Ellis Larkins was a jazz pianist best known for his work accompanying singers, particularly Ella Fitzgerald. His career spanned five decades and began in the jazz clubs of New York in the 1940s. He was part of clarinetist Edmond Hall's group, accompanied singers Helen Humes and Mildred Bailey, and also led his own groups. Larkins accompanied Ella Fitzgerald on the albums "Ella Sings Gershwin" (1950) and "Songs in a Mellow Mood" (1954), widely considered some of the best recordings of the era . He served as Joe Williams' pianist from the late 1960s through the 1980s and then was a regular fixture in Manhattan jazz clubs. Over the course of his career, Larkins also recorded 10 albums as leader. His final recordings, a series of duets with cornettist Ruby Braff were made in 1994. Ellis Larkins passed away in 2002 at the age of 79 from pneumonia.
Ellis Larkins was the first black student to attend the Peabody School of Music in Baltimore. Ellis Larkin gave a piano recital for Eleanor Roosevelt in 1935 at the age of 12. Early in his career Ellis Larkins worked as a vocal coach, in addition to his work as a pianist.

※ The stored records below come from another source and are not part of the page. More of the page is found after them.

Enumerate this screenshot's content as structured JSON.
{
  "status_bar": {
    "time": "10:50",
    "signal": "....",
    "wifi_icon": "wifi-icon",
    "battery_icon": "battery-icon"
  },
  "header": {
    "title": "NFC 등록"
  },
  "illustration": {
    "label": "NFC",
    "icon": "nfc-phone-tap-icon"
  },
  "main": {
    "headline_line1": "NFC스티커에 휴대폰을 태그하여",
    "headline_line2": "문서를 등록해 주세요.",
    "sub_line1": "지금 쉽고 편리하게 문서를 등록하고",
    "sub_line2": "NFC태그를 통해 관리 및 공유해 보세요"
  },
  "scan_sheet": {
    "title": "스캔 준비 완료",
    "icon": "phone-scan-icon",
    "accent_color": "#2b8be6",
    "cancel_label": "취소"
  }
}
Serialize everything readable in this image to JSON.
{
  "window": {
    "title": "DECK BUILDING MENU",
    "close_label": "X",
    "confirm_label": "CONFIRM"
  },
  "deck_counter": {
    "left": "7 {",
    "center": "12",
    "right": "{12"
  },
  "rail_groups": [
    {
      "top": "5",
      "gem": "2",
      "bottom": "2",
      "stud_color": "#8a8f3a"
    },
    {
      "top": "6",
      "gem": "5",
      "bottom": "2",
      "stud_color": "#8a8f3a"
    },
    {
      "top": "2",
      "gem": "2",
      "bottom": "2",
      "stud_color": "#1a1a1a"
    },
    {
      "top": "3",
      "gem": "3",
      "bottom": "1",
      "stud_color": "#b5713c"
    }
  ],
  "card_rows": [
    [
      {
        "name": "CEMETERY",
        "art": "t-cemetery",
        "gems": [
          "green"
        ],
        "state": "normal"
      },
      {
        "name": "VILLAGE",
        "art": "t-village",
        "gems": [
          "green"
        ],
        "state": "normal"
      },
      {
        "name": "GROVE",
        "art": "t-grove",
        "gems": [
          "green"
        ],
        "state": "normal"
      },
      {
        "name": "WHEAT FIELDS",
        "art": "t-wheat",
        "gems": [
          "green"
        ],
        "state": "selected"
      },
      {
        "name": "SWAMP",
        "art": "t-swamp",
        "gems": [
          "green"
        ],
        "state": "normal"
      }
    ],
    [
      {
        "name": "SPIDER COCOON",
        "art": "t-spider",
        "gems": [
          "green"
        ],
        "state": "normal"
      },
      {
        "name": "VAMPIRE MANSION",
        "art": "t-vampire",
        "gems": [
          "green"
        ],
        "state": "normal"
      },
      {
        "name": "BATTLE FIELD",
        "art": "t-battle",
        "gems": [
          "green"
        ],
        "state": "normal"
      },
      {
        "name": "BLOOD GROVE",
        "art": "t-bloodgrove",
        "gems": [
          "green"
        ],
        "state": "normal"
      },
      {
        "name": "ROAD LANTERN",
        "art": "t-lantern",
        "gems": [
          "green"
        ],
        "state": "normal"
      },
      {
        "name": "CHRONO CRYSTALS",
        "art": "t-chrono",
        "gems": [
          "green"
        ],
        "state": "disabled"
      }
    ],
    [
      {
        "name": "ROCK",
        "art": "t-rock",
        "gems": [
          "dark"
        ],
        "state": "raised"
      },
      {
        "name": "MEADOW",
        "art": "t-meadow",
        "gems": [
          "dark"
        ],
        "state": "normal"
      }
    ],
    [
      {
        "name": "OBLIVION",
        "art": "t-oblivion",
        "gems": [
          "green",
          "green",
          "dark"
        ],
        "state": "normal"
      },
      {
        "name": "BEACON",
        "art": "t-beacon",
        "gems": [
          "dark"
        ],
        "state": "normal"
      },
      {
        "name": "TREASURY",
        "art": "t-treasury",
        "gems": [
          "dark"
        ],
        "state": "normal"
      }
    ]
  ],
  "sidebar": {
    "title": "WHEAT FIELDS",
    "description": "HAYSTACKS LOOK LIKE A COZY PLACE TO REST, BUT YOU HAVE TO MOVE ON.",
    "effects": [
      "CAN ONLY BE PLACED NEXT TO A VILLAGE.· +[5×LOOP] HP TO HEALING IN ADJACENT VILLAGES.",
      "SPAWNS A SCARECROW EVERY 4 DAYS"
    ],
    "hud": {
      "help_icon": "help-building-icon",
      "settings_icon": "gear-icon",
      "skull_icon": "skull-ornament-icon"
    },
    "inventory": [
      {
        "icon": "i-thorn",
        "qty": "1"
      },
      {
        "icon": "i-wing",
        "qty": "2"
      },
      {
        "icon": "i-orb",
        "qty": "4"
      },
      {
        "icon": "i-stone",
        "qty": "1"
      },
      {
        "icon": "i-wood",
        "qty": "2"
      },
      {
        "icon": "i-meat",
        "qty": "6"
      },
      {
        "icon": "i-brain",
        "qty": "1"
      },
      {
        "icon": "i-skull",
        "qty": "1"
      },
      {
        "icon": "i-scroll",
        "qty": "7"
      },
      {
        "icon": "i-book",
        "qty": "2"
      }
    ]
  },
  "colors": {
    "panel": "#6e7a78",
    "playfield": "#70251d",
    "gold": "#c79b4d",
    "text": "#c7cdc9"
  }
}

Ellis Larkins was born into a musical family in Baltimore in 1923. His mother was a pianist and his father played violin in the Baltimore City Colored Orchestra. Larkins' father introduced him to the violin at age 2 and the piano at age 4. By age 11 he was performing with local orchestras. Larkins attended the Peabody School of Music in Baltimore and then moved to New York City in 1940 to study at Juilliard. Larkins primarily studied classical music, but while in New York began playing with Billy Moore's jazz trio to support himself and was soon a fixture in the New York Jazz scene.